To make a decision means you will spend your time, money, and attention to get something you want
A decision is more than an intention, though intentions are often assumed to be decisions. The distinction is important.
For example, you could decide you want to go to the movies tonight. But is that really a decision? Not until you go to the theater, buy the ticket, go inside and sit down. Up until you have made the commitment of your time and money, it is just an intention. You may believe fervently that you are going to go see the latest action movie, but it is not a decision until you go.
What movie to see Should I quit my job to take care of my parents? Should we put my mother in a nursing home? Is it time for my parents to stop driving? I wonder where we should go for our family reunion? What’s the best long term care plan to buy?
Find people you judge to be credible and ask them to help.
If the decision involves only you, this step is about finding people with knowledge and insights that will help throughout the decision. It could be these people help you see the problem differently. It could be they have insight into what you really want. It could be that they know about choices you don’t.

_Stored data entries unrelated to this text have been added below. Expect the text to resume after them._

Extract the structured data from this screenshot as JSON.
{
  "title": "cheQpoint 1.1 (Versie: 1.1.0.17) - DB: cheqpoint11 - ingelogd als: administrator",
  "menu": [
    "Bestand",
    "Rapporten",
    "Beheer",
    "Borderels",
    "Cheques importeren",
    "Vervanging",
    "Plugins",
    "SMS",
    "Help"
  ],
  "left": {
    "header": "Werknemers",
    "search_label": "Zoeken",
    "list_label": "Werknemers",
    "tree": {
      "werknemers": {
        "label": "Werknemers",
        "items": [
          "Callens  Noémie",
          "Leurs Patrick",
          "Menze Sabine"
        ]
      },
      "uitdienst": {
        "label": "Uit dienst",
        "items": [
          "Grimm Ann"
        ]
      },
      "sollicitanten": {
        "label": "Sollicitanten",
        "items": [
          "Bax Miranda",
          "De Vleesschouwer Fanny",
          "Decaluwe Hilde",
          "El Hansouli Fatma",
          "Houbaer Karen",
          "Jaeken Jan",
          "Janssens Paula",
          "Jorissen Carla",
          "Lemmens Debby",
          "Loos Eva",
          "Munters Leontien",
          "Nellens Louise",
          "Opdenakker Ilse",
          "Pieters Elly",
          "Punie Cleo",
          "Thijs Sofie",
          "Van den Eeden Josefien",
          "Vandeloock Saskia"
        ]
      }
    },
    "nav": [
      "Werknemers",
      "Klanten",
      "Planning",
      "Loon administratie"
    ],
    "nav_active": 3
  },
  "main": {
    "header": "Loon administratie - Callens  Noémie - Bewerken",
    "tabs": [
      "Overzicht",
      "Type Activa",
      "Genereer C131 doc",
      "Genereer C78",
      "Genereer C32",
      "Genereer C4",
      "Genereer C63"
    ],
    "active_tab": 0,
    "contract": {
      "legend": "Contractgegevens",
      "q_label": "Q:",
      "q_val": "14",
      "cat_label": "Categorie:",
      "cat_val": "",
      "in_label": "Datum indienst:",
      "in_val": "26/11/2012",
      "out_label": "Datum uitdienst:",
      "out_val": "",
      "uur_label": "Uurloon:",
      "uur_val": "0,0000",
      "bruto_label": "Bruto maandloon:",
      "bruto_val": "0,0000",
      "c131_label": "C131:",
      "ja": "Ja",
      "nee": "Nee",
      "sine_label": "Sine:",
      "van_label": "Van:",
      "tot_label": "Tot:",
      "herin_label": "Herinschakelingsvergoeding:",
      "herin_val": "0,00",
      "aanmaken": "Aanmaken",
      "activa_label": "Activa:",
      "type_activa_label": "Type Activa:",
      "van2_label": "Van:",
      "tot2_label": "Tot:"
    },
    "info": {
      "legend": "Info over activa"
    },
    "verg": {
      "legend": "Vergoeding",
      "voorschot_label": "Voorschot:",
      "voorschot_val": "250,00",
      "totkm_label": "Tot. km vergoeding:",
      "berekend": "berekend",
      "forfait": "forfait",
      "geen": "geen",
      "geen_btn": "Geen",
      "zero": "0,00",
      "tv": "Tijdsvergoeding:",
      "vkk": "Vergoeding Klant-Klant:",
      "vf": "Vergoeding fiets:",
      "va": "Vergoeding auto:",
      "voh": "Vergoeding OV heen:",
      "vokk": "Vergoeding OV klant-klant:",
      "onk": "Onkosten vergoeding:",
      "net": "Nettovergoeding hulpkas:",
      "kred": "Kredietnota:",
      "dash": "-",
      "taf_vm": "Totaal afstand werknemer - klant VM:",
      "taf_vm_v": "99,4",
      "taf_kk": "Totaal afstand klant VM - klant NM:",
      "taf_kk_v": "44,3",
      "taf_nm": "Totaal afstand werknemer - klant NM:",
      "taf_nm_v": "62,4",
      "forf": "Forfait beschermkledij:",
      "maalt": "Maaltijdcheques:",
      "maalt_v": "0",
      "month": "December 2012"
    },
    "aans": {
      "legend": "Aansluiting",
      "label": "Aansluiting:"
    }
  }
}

If the decision involves others, then these people need to be included in some way: through their votes, listening to their voices, and perhaps showing them what you’re thinking.

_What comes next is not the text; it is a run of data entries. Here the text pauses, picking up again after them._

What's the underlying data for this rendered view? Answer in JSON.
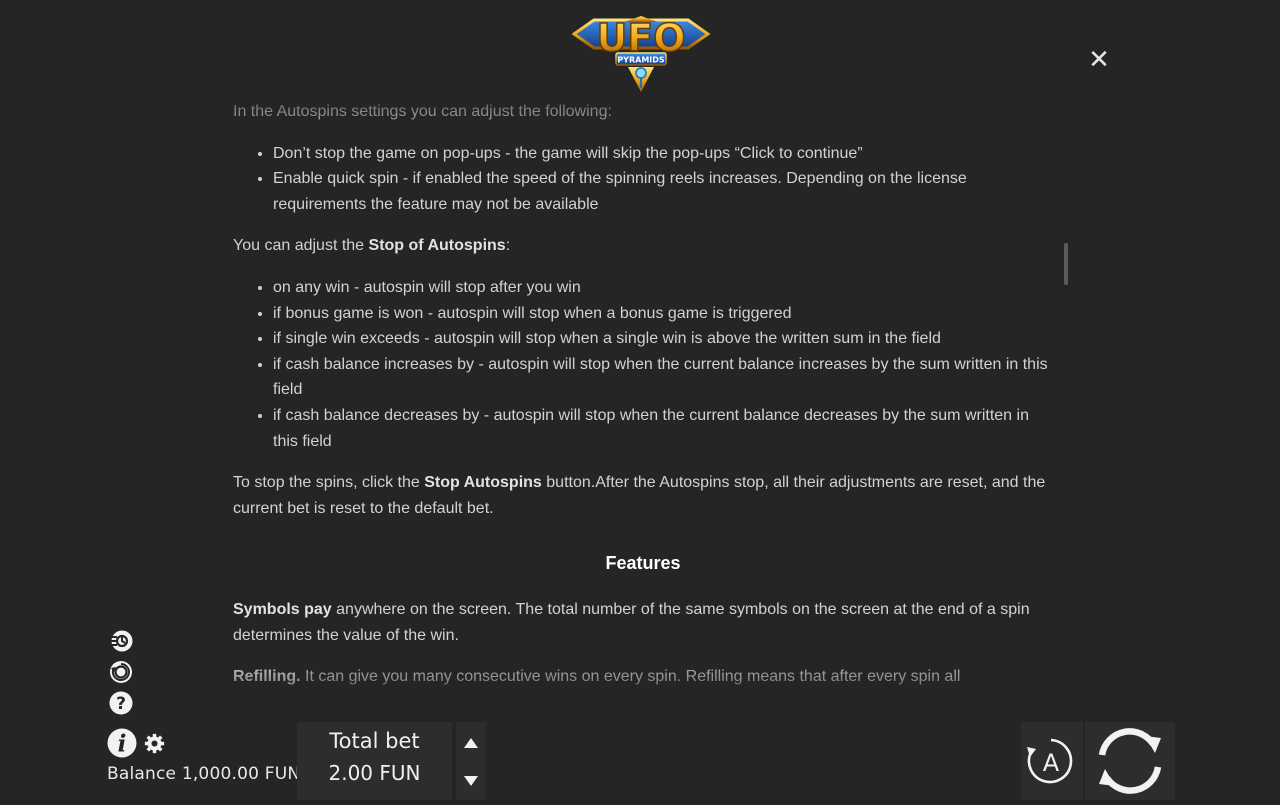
{
  "logo": {
    "word": "UFO",
    "sub": "PYRAMIDS"
  },
  "close_icon": "✕",
  "help": {
    "intro_text": "In the Autospins settings you can adjust the following:",
    "settings_items": [
      "Don’t stop the game on pop-ups - the game will skip the pop-ups “Click to continue”",
      "Enable quick spin - if enabled the speed of the spinning reels increases. Depending on the license requirements the feature may not be available"
    ],
    "stop_prefix": "You can adjust the ",
    "stop_bold": "Stop of Autospins",
    "stop_suffix": ":",
    "stop_items": [
      "on any win - autospin will stop after you win",
      "if bonus game is won - autospin will stop when a bonus game is triggered",
      "if single win exceeds - autospin will stop when a single win is above the written sum in the field",
      "if cash balance increases by - autospin will stop when the current balance increases by the sum written in this field",
      "if cash balance decreases by - autospin will stop when the current balance decreases by the sum written in this field"
    ],
    "stop_spins_prefix": "To stop the spins, click the ",
    "stop_spins_bold": "Stop Autospins",
    "stop_spins_suffix": " button.After the Autospins stop, all their adjustments are reset, and the current bet is reset to the default bet.",
    "features_heading": "Features",
    "symbols_bold": "Symbols pay",
    "symbols_text": " anywhere on the screen. The total number of the same symbols on the screen at the end of a spin determines the value of the win.",
    "refilling_bold": "Refilling.",
    "refilling_text": " It can give you many consecutive wins on every spin. Refilling means that after every spin all"
  },
  "footer": {
    "balance_label": "Balance",
    "balance_value": "1,000.00 FUN",
    "total_bet_label": "Total bet",
    "total_bet_value": "2.00 FUN",
    "auto_label": "A"
  },
  "icons": {
    "quick_spin": "quick-spin-icon",
    "autoplay": "autoplay-settings-icon",
    "help": "help-icon",
    "info": "info-icon",
    "settings": "gear-icon",
    "bet_up": "bet-increase-icon",
    "bet_down": "bet-decrease-icon",
    "spin": "spin-icon"
  },
  "colors": {
    "background": "#252525",
    "panel": "#2d2d2d",
    "text": "#d2d2d2",
    "logo_gold": "#e8a416",
    "logo_blue": "#1f4fa8"
  }
}
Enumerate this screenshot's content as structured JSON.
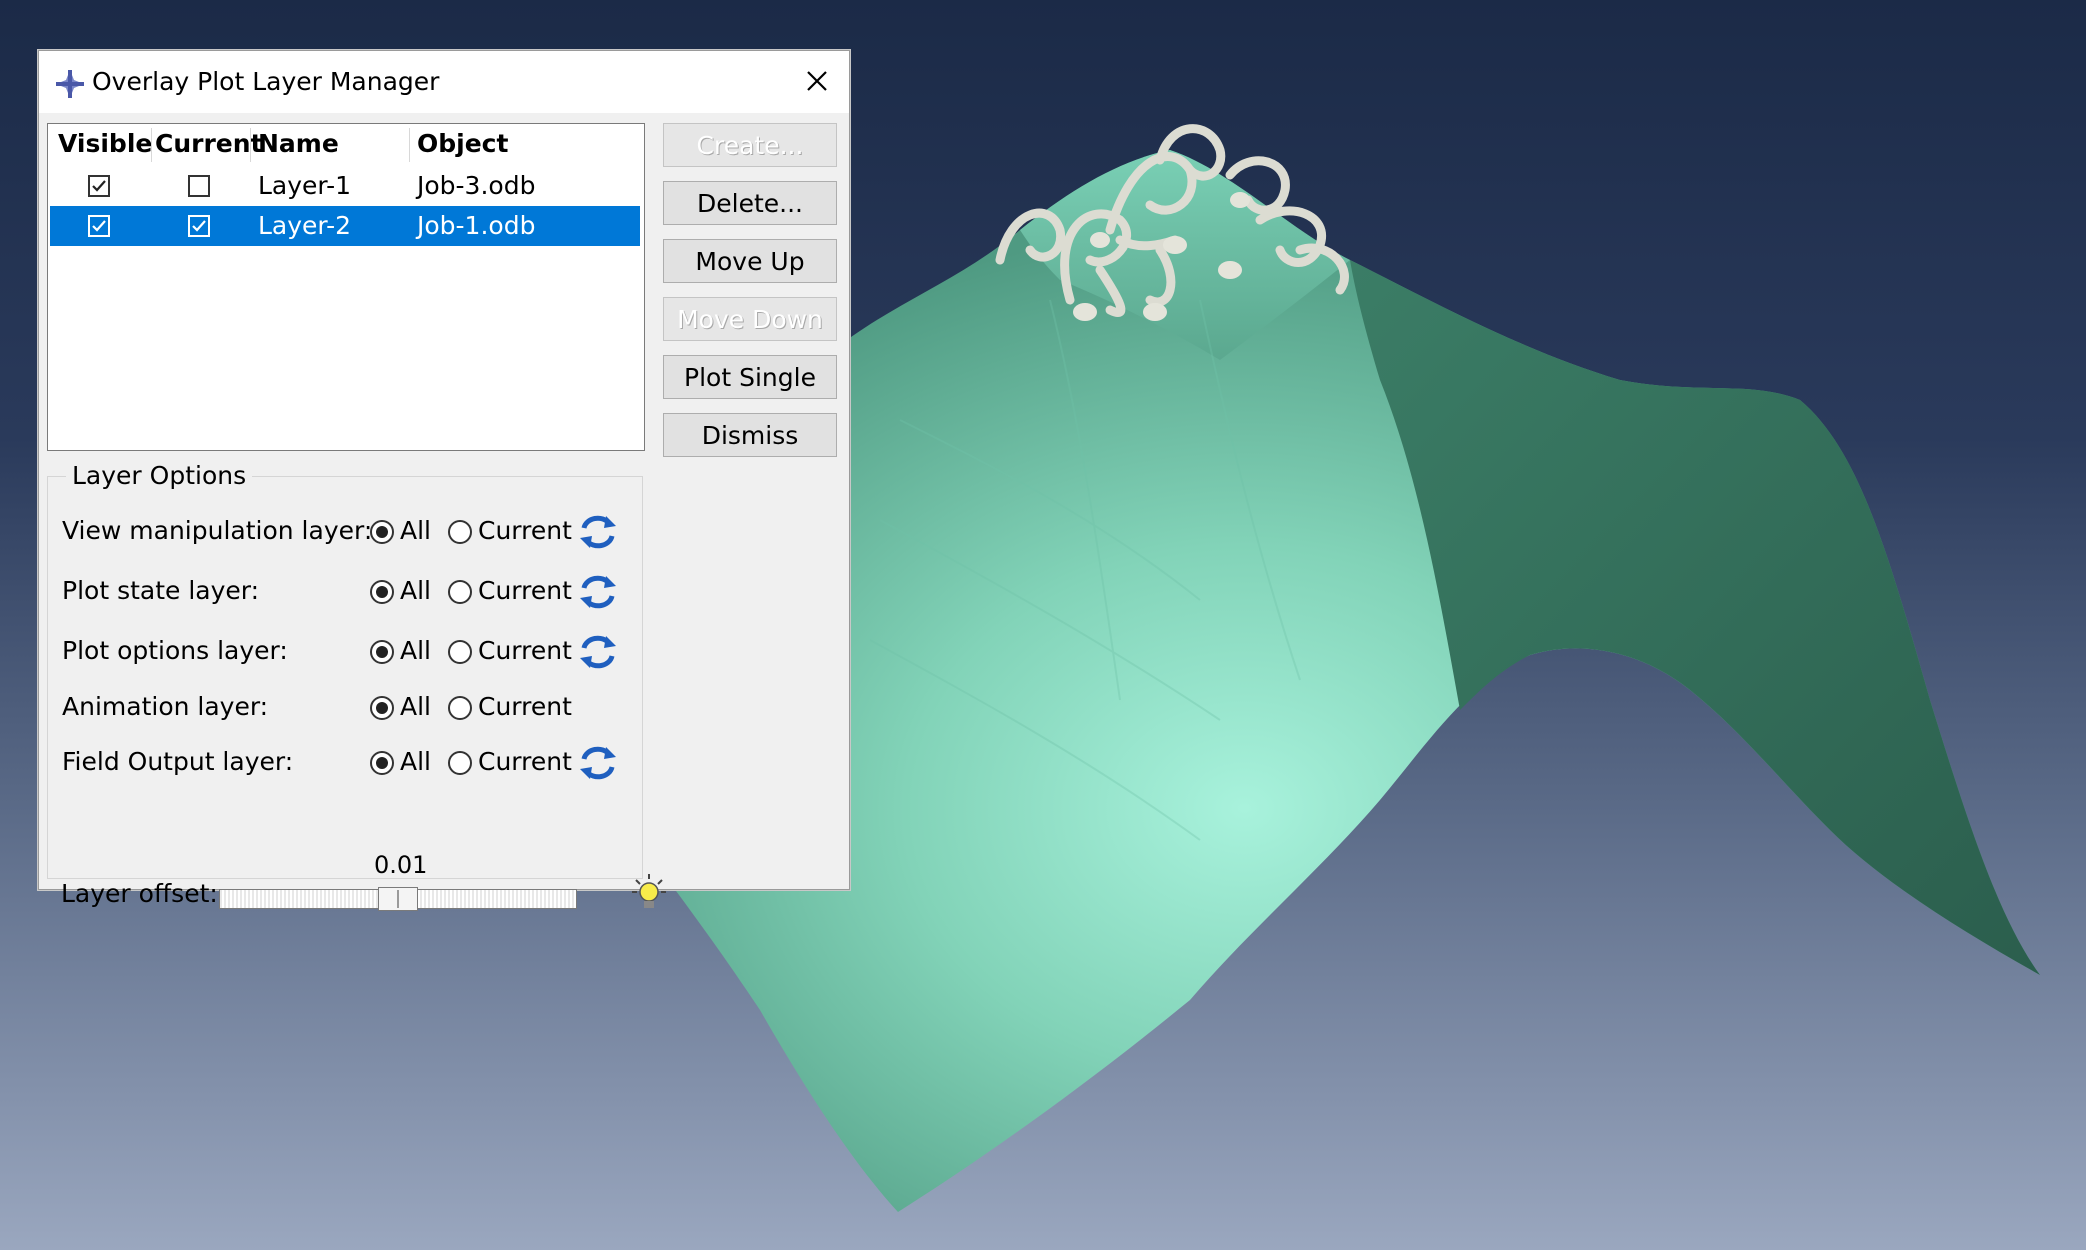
{
  "dialog": {
    "title": "Overlay Plot Layer Manager",
    "close_label": "✕"
  },
  "layer_table": {
    "columns": [
      "Visible",
      "Current",
      "Name",
      "Object"
    ],
    "rows": [
      {
        "visible": true,
        "current": false,
        "name": "Layer-1",
        "object": "Job-3.odb",
        "selected": false
      },
      {
        "visible": true,
        "current": true,
        "name": "Layer-2",
        "object": "Job-1.odb",
        "selected": true
      }
    ]
  },
  "buttons": {
    "create": "Create...",
    "delete": "Delete...",
    "move_up": "Move Up",
    "move_down": "Move Down",
    "plot_single": "Plot Single",
    "dismiss": "Dismiss"
  },
  "layer_options": {
    "title": "Layer Options",
    "all_label": "All",
    "current_label": "Current",
    "rows": [
      {
        "label": "View manipulation layer:",
        "selected": "All",
        "sync_icon": true
      },
      {
        "label": "Plot state layer:",
        "selected": "All",
        "sync_icon": true
      },
      {
        "label": "Plot options layer:",
        "selected": "All",
        "sync_icon": true
      },
      {
        "label": "Animation layer:",
        "selected": "All",
        "sync_icon": false
      },
      {
        "label": "Field Output layer:",
        "selected": "All",
        "sync_icon": true
      }
    ],
    "offset_label": "Layer offset:",
    "offset_value": "0.01",
    "offset_fraction": 0.5
  },
  "icons": {
    "title": "abaqus-logo-icon",
    "sync": "sync-arrows-icon",
    "bulb": "light-bulb-icon"
  },
  "colors": {
    "selection": "#0078d7",
    "surface_light": "#9eecd4",
    "surface_dark": "#2f6a55",
    "sync_icon": "#1f5fbf"
  }
}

In any case, make an effort to also seek out differing points of view.
Figure out what you really want as a result of making this decision.
Values, preferences, wants . . . They’re all the same thing. They’re how you tell the difference among alternatives. They are your criteria. They are why you’re making this decision in the first place.
For each decision, particularly those involving others, you need to be sure that “wants” are described clearly and distinctly . If those other people have a stake in the outcome of the decision, you may need to account for their wants as well.
A good measure of a preference is that you can put a number to it. That’s not always the case, but it’s worth trying. Ask yourself, how you would know if you got what you wanted.
Identify at least three different, interesting alternatives.
You do not have a decision unless you have alternatives from which to choose.
We think you should have at least three alternatives —and sometimes many more than that—that are different from each other, are doable, are interesting in some way, address the situation, and that collectively seem to represent the full range of choices.
You can work the mechanics of a decision like a pro, and if you do not act and choose ethically, you will ultimately erode if not destroy the trust of the people involved in making and enacting your decisions.